Unknown White Male

My philospher friend Jon blogged about this film already as the three of us saw it together but I wanted to add my thoughts as well.

Unknown White Male is a documentary that has to do specifically with memory and delves both into the way in which our brains store different types of memories as well as what uniquely defines us. I’ve always felt we’re really just the cummulative sum of all of our experiences and really, if you think about it, this is a fairly popular notion. (Consider the expression “What doesn’t kill you makes you stronger”) but there hasn’t been a film to my knowledge that quite explores this concept with the same amount of depth.

By losing much of his episodic and semantic memory, the protagonist in this real life film experiences each thing anew, including different foods and even the ocean. He actually dives into the ocean not sure if he can actually swim or not (as good luck would have it, this part of his procedural memory is firmly in place.) He experiences well known bands like The Rolling Stones for the first time too. By talking to his friends and family, we also sense how his personality changed with the loss of his memory.

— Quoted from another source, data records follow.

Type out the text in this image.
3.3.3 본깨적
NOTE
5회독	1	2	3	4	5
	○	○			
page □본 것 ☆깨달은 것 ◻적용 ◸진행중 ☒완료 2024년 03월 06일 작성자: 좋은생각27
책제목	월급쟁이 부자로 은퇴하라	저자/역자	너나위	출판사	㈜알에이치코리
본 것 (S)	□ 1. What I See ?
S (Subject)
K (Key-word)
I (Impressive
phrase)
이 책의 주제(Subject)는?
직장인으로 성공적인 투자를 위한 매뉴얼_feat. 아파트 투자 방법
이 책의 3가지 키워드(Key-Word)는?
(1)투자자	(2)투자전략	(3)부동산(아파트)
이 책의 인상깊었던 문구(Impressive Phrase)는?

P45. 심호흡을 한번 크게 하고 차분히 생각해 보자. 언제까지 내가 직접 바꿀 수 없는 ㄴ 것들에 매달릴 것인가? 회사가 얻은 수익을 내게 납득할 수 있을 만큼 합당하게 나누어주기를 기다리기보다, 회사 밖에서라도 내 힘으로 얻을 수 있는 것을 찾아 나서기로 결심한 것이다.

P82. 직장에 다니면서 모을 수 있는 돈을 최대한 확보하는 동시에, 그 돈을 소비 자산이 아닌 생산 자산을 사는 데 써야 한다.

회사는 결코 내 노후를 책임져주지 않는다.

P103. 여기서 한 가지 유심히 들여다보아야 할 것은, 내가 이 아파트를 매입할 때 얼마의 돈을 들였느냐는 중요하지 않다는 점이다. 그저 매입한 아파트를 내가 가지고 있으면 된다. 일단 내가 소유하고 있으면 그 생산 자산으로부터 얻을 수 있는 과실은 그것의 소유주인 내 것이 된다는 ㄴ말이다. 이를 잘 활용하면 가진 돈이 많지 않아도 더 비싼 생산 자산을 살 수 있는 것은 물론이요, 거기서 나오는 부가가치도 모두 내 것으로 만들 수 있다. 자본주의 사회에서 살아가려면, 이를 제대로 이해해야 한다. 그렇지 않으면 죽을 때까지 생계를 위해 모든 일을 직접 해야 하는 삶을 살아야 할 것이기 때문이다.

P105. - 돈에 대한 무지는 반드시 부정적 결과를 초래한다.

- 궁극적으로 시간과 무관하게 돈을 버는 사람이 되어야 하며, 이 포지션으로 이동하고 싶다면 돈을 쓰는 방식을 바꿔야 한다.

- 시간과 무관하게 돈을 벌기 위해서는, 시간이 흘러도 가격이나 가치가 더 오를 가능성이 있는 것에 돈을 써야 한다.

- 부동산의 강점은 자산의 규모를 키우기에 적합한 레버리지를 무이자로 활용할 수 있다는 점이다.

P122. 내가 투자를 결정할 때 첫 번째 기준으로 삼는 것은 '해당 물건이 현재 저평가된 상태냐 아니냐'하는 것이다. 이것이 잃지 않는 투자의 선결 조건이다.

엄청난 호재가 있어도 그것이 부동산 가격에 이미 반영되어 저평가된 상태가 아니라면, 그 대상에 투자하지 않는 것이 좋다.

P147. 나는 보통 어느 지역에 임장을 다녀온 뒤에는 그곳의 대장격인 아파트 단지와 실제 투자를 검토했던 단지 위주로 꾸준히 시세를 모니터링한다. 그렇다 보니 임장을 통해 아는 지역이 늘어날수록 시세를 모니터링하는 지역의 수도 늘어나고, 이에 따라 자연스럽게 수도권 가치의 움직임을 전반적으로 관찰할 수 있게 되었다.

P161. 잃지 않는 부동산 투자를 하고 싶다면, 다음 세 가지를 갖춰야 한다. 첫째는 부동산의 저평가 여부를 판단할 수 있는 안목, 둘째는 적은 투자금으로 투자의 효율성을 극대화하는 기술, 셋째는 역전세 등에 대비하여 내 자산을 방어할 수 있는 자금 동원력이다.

When something horrible or wonderful happens to us, we do store it in our brains. Even if it is something we haven’t thought about in awhile, it has still changed us in some way and affected us. It seems like it would be utterly refreshing to start again without all of this baggage.

The protagonist at one point asks the camera, “I mean, who are we really?” I am a little girl at the Toronto zoo looking at the animals. I am a teenager discovering The Cure for the first time and falling in love as well. I am in college roaming up and down the English library memorizing entire passages of King Lear. I am an adult trying to teach kids. I am all of these things all at once. Because time is just an illusion that makes us forget about ourselves and who we are. Who would I be without all of these things? Without the great expanse of memory that makes me myself? I really have to wonder about that.